Saturday, May 5, 2012

World War 2: Losing Faith in Everything

A lot of people think that world war 2 was some big event (randomly choosing world war 2 here, take any destructive event in history), but that they can just ignore it. They'll say "oh that was terrible" but they'll immediately forget about it later. I felt very affected by it.

Going to the crux of the matter, today we watched a video about various Japanese civilians, some of whom vaporized during the bombings of Hiroshima and Nagasaki. Then when we made a deeper study of the holocaust: that further diminishes your faith in humanity. Historians will forever take opposing sides on this matter, speaking of it as either "there was an ABSOLUTE necessity to use the a-bombs because otherwise american lives would have been lost" or etc. But we won't speak from a historian's standpoint. From their perspective, we will only consider the various goods done to one country rather than a cohesive whole. In that sense, history makes you lose sight of the shore. So instead, consider eternity itself, and question the motives, which throughout history, appear again and again in the actions of tyrants, common people, kings, and democracies. And the whole crux of the matter is not whether it will benefit a particular group of people or etc. It is why such an action, be it the holocaust or the a-bombs, is even necessary.
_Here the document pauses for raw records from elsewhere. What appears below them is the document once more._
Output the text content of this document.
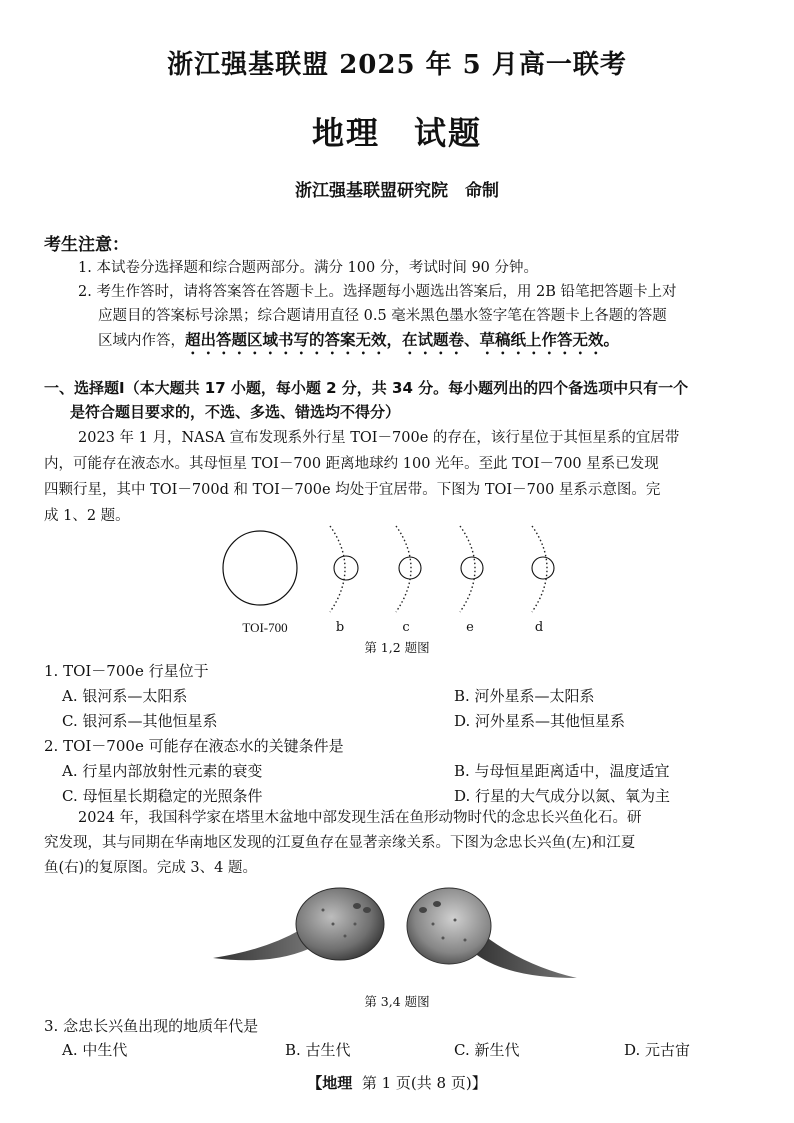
浙江强基联盟 2025 年 5 月高一联考
地理　试题
浙江强基联盟研究院　命制
考生注意：
1. 本试卷分选择题和综合题两部分。满分 100 分，考试时间 90 分钟。
2. 考生作答时，请将答案答在答题卡上。选择题每小题选出答案后，用 2B 铅笔把答题卡上对
应题目的答案标号涂黑；综合题请用直径 0.5 毫米黑色墨水签字笔在答题卡上各题的答题
区域内作答，超出答题区域书写的答案无效，在试题卷、草稿纸上作答无效。
一、选择题Ⅰ（本大题共 17 小题，每小题 2 分，共 34 分。每小题列出的四个备选项中只有一个
是符合题目要求的，不选、多选、错选均不得分）
2023 年 1 月，NASA 宣布发现系外行星 TOI－700e 的存在，该行星位于其恒星系的宜居带
内，可能存在液态水。其母恒星 TOI－700 距离地球约 100 光年。至此 TOI－700 星系已发现
四颗行星，其中 TOI－700d 和 TOI－700e 均处于宜居带。下图为 TOI－700 星系示意图。完
成 1、2 题。
TOI-700	b	c	e	d
第 1,2 题图
1. TOI－700e 行星位于
A. 银河系—太阳系	B. 河外星系—太阳系
C. 银河系—其他恒星系	D. 河外星系—其他恒星系
2. TOI－700e 可能存在液态水的关键条件是
A. 行星内部放射性元素的衰变	B. 与母恒星距离适中，温度适宜
C. 母恒星长期稳定的光照条件	D. 行星的大气成分以氮、氧为主
2024 年，我国科学家在塔里木盆地中部发现生活在鱼形动物时代的念忠长兴鱼化石。研
究发现，其与同期在华南地区发现的江夏鱼存在显著亲缘关系。下图为念忠长兴鱼(左)和江夏
鱼(右)的复原图。完成 3、4 题。
第 3,4 题图
3. 念忠长兴鱼出现的地质年代是
A. 中生代	B. 古生代	C. 新生代	D. 元古宙
【地理 第 1 页(共 8 页)】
You can keep debating how necessary some of these actions in history were. We take a step out of these very narrow-minded concepts of "you", "i", "this country", or "that country". Whether or not the USA  wins or Japan does hardly matters from this broad perspective, as whichever nation suffers, and whichever nation cries out in victory in seeing its hated enemy fall at last only hurts you profoundly, as it means the loss of humanity as a whole. Think of the human body, an analogy for the universe. If various antibodies/cells in the human body began killing each other, what would it mean?

The destruction of the human body. Because the anti-bodies have lost a sense of the whole. And humans so often do that that it feels, at times, quite, quite sick that we can reduce the collapse of this universal, whole purpose to a few marginal and short-sighted thoughts of whether it strategically affects this country, or that country.
I've been thinking about this the whole day, because to me it's incredibly depressing. When you find that humanity is so shortsighted and people are so unmindful of others (which they so often are, even here, away from the countless horrific events that happened in the past) you begin losing faith in humanity. And like a desperate man who has been starved of something fulfilling in life, you find that ideals beyond humanity hold the greater attraction than the world of normal people, who it seems can hardly look past this idea of "you" and "i".